Silverstein then makes a point that we have rarely seen: Shouldn’t nurses have “the lightest days possible,” since “like air traffic controllers, they do a job in which we accept no room for mistakes”? He imagines being the extra patient beyond the ideal number a nurse would care for, as if that would actually be dangerous! Silverstein cites the research of the University of Pennsylvania’s Linda Aiken and colleagues, which has shown that giving a nurse five patients rather than four increases patient mortality by seven percent and nursing burnout by 23 percent (that ground-breaking 2002 study looked at surgical patients, the piece might have noted). The article adds that Aiken’s team also showed that increasing the proportion of nurses with bachelor’s degrees cuts the mortality rate by five percent. Another study found that a ten percent increase in RN staffing “save five lives for every 1,000 people discharged.” Silverstein: “If five saved lives doesn’t sound like a lot, try replacing ‘five’ with five names of your loved ones.” Still, he notes, nurses often do not seek mental health care for themselves, “fearing that a hospital concerned first-and-foremost with the bottom line will use a mental health diagnosis against them.” Letvak suggests that in light of research linking depression and errors, an error made by a depressed nurse might expose the nurse to liability. It seems to us that another factor may be that nurses are socialized to endure and not complain, to be “strong” for everyone around them regardless of their own pain, which is part of the traditional “angel” conception of the profession.

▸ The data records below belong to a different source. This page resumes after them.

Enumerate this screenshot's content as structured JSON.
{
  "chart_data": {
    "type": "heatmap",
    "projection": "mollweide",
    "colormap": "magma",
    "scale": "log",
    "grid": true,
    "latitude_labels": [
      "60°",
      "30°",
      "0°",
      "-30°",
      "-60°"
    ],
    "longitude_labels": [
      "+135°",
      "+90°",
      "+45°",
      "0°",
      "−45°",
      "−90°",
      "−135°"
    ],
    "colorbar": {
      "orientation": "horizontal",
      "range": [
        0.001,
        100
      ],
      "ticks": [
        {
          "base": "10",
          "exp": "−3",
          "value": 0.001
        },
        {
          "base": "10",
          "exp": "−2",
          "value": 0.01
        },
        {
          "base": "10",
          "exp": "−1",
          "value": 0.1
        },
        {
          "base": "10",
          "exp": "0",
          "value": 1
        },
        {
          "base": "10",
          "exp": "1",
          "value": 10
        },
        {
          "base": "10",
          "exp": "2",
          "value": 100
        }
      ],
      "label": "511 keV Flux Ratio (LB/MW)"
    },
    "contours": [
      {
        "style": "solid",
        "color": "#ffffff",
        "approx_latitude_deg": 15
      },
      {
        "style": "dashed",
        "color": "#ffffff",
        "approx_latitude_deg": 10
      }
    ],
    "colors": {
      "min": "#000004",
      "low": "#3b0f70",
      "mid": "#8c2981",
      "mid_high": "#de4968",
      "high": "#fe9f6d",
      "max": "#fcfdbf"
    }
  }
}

This piece packs a lot of helpful material into a small space. Silverstein makes the key points that nurses face rampant understaffing due to cost cutting, and that this poses two big problems: danger to patients and threats to the integrity of nursing practice. His report could hardly be stronger on the general idea that a lack of nursing costs lives, with citations to research and extraordinary statements like the one that compares nurses to air traffic controllers, who hold many lives in their hands. Yet Silverstein does not explain, even with a quick example, just what it is that nurses do to merit this kind of comparison—how is their work like that of air traffic controllers? Do they save lives by detecting subtle changes in patient conditions; by catching the errors of others; with exciting treatments like defibrillation; through strong advocacy and counseling efforts? Maybe Silverstein knows all this and assumes his readers do too, but that would not be a well-founded assumption. Another great element of the piece is its exclusive reliance on nursing scholars for expert comment, and its generally good practice in identifying them as such. It might have made clearer that Aiken is a nursing scholar, but hopefully readers will understand that after seeing all the other nurse researchers mentioned earlier in the report. Lastly, the piece might have described some potential solutions to understaffing, such as mandatory minimum nurse staffing ratios, which have now been implemented in some jurisdictions.
Overall, though, this piece is a powerful warning about the dangers of nurse understaffing. We thank Jason Silverstein and Tonic.
See the article “We’re Working Nurses to Death” by Jason Silverstein, posted on November 28, 2017 on the Tonic/Vice site.